Manolo says, the Manolo’s good friend, the Linda Grant, has written the much needed piece in today’s Guardian about the sloppiness of the modern restaurant patron.
Forty or 50 years ago, when a couple went out to dine the men wore suits, ties (preferably regimental) and shined shoes, and the women would be in cocktail dresses, heels and even mink stoles. The dress code of an establishment was directly linked to the numbers of pieces of cutlery at each place setting. Judging by the films of the period, there might also be a small dancefloor, and a band.
There was always the suspicion that restaurants imposed dress codes so that oiks would be prevented from getting any further than the front door. Now you can wear anything you like. You can blame it on the fact that eating out is no longer classified as a special occasion. Or perhaps that the price of meals is so astronomical, in London at least, that diners can no longer afford expensive clothes. Or that the competition between proliferating numbers of restaurants is so intense that owners can’t afford to place restrictions on who can and can’t come in. And for celeb diners, who can always get a table at a full restaurant at 8pm, there are no rules.
This change extends beyond restaurant etiquette – no one goes to the theatre or opera in evening dress any more. The outfits photographed on the red carpet have no occasion except the red carpet. Apart from weddings, when are we allowed to dress up?
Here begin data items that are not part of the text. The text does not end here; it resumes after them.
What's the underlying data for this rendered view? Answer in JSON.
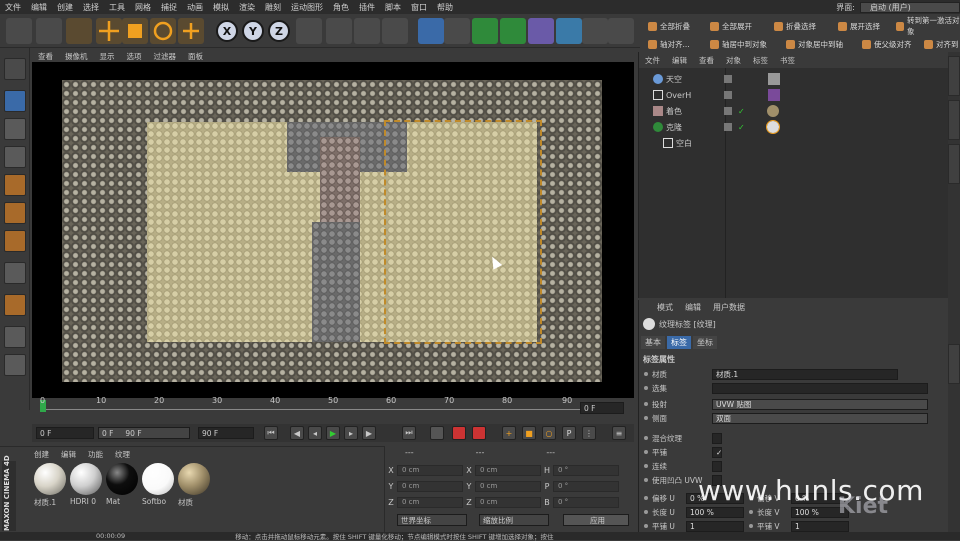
{
  "menubar": {
    "items": [
      "文件",
      "编辑",
      "创建",
      "选择",
      "工具",
      "网格",
      "捕捉",
      "动画",
      "模拟",
      "渲染",
      "雕刻",
      "运动图形",
      "角色",
      "插件",
      "脚本",
      "窗口",
      "帮助"
    ],
    "layout_label": "界面:",
    "layout_value": "启动 (用户)"
  },
  "viewport_menu": [
    "查看",
    "摄像机",
    "显示",
    "选项",
    "过滤器",
    "面板"
  ],
  "object_manager": {
    "top_buttons": [
      "全部折叠",
      "全部展开",
      "折叠选择",
      "展开选择",
      "转到第一激活对象"
    ],
    "top_buttons_row2": [
      "轴对齐...",
      "轴居中到对象",
      "对象居中到轴",
      "使父级对齐",
      "对齐到"
    ],
    "menu": [
      "文件",
      "编辑",
      "查看",
      "对象",
      "标签",
      "书签"
    ],
    "objects": [
      {
        "name": "天空"
      },
      {
        "name": "OverH"
      },
      {
        "name": "着色"
      },
      {
        "name": "克隆"
      },
      {
        "name": "空白"
      }
    ]
  },
  "attributes": {
    "menu": [
      "模式",
      "编辑",
      "用户数据"
    ],
    "title": "纹理标签 [纹理]",
    "tabs": [
      "基本",
      "标签",
      "坐标"
    ],
    "section": "标签属性",
    "rows": [
      {
        "label": "材质",
        "value": "材质.1"
      },
      {
        "label": "选集",
        "value": ""
      },
      {
        "label": "投射",
        "value": "UVW 贴图"
      },
      {
        "label": "侧面",
        "value": "双面"
      },
      {
        "label": "混合纹理",
        "value": ""
      },
      {
        "label": "平铺",
        "value": "✓"
      },
      {
        "label": "连续",
        "value": ""
      },
      {
        "label": "使用凹凸 UVW",
        "value": ""
      }
    ],
    "uv_rows": [
      {
        "l1": "偏移 U",
        "v1": "0 %",
        "l2": "偏移 V",
        "v2": "0 %"
      },
      {
        "l1": "长度 U",
        "v1": "100 %",
        "l2": "长度 V",
        "v2": "100 %"
      },
      {
        "l1": "平铺 U",
        "v1": "1",
        "l2": "平铺 V",
        "v2": "1"
      }
    ]
  },
  "timeline": {
    "ticks": [
      "0",
      "10",
      "20",
      "30",
      "40",
      "50",
      "60",
      "70",
      "80",
      "90"
    ],
    "current_frame": "0 F",
    "start": "0 F",
    "range_start": "0 F",
    "range_end": "90 F",
    "end": "90 F"
  },
  "materials": {
    "menu": [
      "创建",
      "编辑",
      "功能",
      "纹理"
    ],
    "items": [
      {
        "name": "材质.1",
        "color": "#d8d4c8"
      },
      {
        "name": "HDRI 0",
        "color": "#cfcfcf"
      },
      {
        "name": "Mat",
        "color": "#0e0e0e"
      },
      {
        "name": "Softbo",
        "color": "#fafafa"
      },
      {
        "name": "材质",
        "color": "#a08f6a"
      }
    ]
  },
  "coords": {
    "header": [
      "---",
      "---",
      "---"
    ],
    "rows": [
      {
        "a": "X",
        "av": "0 cm",
        "b": "X",
        "bv": "0 cm",
        "c": "H",
        "cv": "0 °"
      },
      {
        "a": "Y",
        "av": "0 cm",
        "b": "Y",
        "bv": "0 cm",
        "c": "P",
        "cv": "0 °"
      },
      {
        "a": "Z",
        "av": "0 cm",
        "b": "Z",
        "bv": "0 cm",
        "c": "B",
        "cv": "0 °"
      }
    ],
    "mode_world": "世界坐标",
    "mode_scale": "缩放比例",
    "apply": "应用"
  },
  "status": {
    "time": "00:00:09",
    "hint": "移动：点击并拖动鼠标移动元素。按住 SHIFT 键量化移动；节点编辑模式时按住 SHIFT 键增加选择对象；按住"
  },
  "watermark": "www.hunls.com",
  "watermark2": "Kiet",
  "brand": "MAXON CINEMA 4D",
  "toolbar_axis": [
    "X",
    "Y",
    "Z"
  ]
}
What are all those clothes doing in the shops, if we have no place any more to wear them because of the relentless dumbing down of dress? It is a depressing experience to sit in a beautiful room eating delicious food and see at the next table a party dressed in beige fleeces and Cornish pasty shoes. Surely going out is all about dressing up, about making an effort, about suiting the clothes to the activity?
This is one of the more lamentable changes of the past three decades, this slow inexorable slide of the general population into sweat pants and crocs.
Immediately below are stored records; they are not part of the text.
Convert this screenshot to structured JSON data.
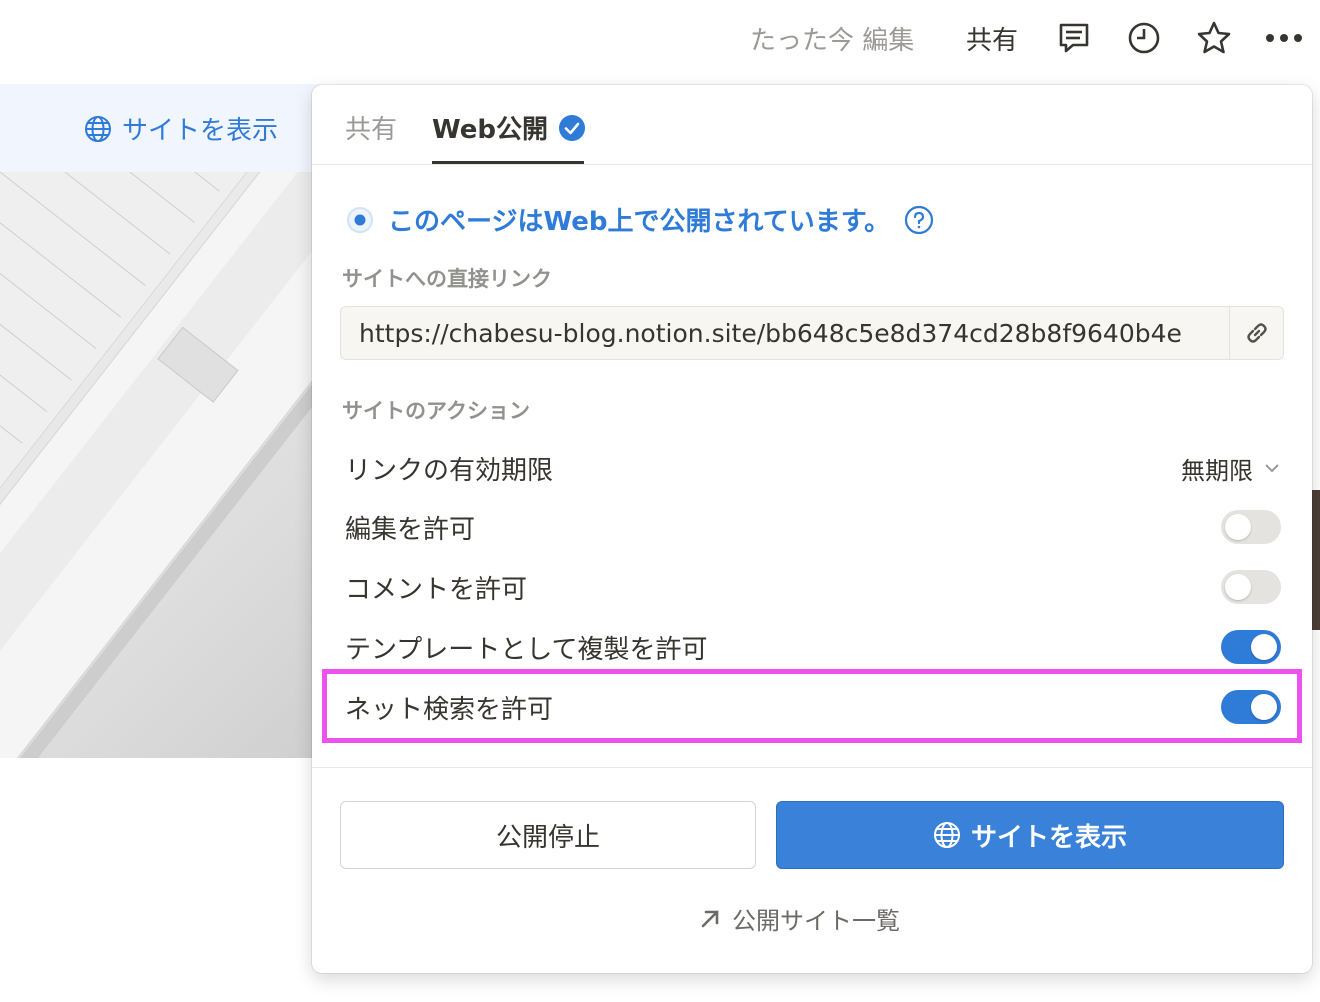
{
  "topbar": {
    "edited_label": "たった今 編集",
    "share_label": "共有",
    "icons": [
      "comment-icon",
      "clock-icon",
      "star-icon",
      "more-icon"
    ]
  },
  "background": {
    "site_link_label": "サイトを表示"
  },
  "popup": {
    "tabs": {
      "share": "共有",
      "web_publish": "Web公開"
    },
    "published_message": "このページはWeb上で公開されています。",
    "direct_link_label": "サイトへの直接リンク",
    "url": "https://chabesu-blog.notion.site/bb648c5e8d374cd28b8f9640b4e",
    "actions_label": "サイトのアクション",
    "rows": {
      "link_expiry": {
        "label": "リンクの有効期限",
        "value": "無期限"
      },
      "allow_edit": {
        "label": "編集を許可",
        "on": false
      },
      "allow_comment": {
        "label": "コメントを許可",
        "on": false
      },
      "allow_duplicate": {
        "label": "テンプレートとして複製を許可",
        "on": true
      },
      "allow_search": {
        "label": "ネット検索を許可",
        "on": true
      }
    },
    "unpublish_label": "公開停止",
    "view_site_label": "サイトを表示",
    "all_sites_label": "公開サイト一覧"
  },
  "colors": {
    "accent": "#2f7bd8",
    "highlight": "#ee52ee"
  }
}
Yes, right now you are going out to eat at the fancy restaurant in the pressed bluejeans and polo shirt.
“It is okay,” you say to yourself, “at least I am dressed better than this restaurant’s celebrity owner…” Who has just at that moment come shambling out of the kitchen wearing the scruffy beard, the orange crocs, the scarf made out of sausage, and what appears to be no pants, just the dirty apron.
And so, one more step toward the slippery slope has been taken.
Next thing you know, you have ditched the polo and pressed jeans for the tattered cutoffs and the stupid/ironic-ironic/stupid hipster t-shirt that you pulled from the dirty laundry hamper moments before leaving the house.
So what if you are the 45-year-old senior vice president at the bank, you only live once, eh? No reason to put on the old monkey suit, not when everyone else looks like orangutans.
The Linda Grant is so completely and terribly right, we are losing our occasions to dress up.